Todavia, adiantando conclusões, dir-se-á que se afigura linear que a correspondência em causa não está sujeita a sigilo. Na verdade, a mesma não revela quaisquer factos comunicados à Senhora Advogada por coautor, corréu ou cointeressado do seu constituinte ou pelo respetivo representante; nem factos que a parte contrária do cliente, ou respetivos representantes, tenham revelado durante quaisquer negociações para um desenlace amigável, nem, finalmente, alude a factos de que haja tido conhecimento em negociações malogradas em que tenha intervindo – de facto, as comunicações constantes de folhas 8 e 9 do presente processo (justamente aquelas que nos foram remetidas para análise), apenas revelam, de forma meramente proclamatória, que nada se pagará, porque nada se reconhece dever.

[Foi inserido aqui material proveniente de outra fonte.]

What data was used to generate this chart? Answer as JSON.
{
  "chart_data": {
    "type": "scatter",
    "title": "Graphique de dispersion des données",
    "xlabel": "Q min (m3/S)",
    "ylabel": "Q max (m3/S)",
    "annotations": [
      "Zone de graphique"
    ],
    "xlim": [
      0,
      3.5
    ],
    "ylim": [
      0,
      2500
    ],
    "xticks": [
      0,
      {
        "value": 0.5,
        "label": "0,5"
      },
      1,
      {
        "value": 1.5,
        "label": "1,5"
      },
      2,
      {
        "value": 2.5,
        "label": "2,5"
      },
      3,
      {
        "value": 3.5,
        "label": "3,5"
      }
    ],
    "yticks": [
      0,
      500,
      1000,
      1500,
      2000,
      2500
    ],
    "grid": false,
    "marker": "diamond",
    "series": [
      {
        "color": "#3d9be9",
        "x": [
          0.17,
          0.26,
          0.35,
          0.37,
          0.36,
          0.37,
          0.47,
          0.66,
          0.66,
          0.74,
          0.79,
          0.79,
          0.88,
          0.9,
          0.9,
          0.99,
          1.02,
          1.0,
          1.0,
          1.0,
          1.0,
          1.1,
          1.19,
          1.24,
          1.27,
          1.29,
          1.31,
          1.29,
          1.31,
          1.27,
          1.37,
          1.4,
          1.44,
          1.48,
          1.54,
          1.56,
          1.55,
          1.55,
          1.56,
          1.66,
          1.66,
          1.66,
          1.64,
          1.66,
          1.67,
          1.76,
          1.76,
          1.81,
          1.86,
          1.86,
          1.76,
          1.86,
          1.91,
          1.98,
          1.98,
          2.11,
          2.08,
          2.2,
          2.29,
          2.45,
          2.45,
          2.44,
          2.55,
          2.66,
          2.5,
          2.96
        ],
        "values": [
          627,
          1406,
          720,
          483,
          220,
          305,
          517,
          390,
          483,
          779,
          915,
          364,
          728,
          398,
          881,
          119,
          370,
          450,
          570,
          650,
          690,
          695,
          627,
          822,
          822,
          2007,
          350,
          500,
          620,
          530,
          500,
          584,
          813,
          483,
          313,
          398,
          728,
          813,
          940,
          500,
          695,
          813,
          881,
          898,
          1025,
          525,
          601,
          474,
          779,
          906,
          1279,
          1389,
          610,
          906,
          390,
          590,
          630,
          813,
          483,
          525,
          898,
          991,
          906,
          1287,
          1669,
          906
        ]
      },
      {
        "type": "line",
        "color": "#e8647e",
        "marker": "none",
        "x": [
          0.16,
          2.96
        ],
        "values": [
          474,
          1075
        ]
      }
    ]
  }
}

Assim, para rematar, em jeito de conclusão, sumaria-se:

 

a)     Os advogados apenas estão obrigados a guardar segredo do que lhes é revelado a título de confidência – que irrompe por se acreditar no dever de reserva e de lealdade para com o Constituinte que a função da advocacia reclama.

b)     Nesse conspecto, todas as informações transmitidas pelo Constituinte ao advogado destinadas a fazer valer os respectivos direitos em Juízo ou perante outra instância formal não estão sujeitas a segredo.

c)     A correspondência dimanada de um advogado, mesmo que dirigida a um Colega que patrocine interesses conflituantes com aqueles perseguidos pelo Constituinte do remetente, que reclame pagamento de quantias ou que simetricamente denegue esse pagamento, na medida em que não revela factos atinentes a qualquer negociação – em curso ou malograda – nem refere qualquer facto que lhe foi narrado pela parte contrária, não está sujeita ao dever de segredo.

d)    Sou, pois, de parecer que a junção da correspondência aqui em causa não violou qualquer dever de sigilo.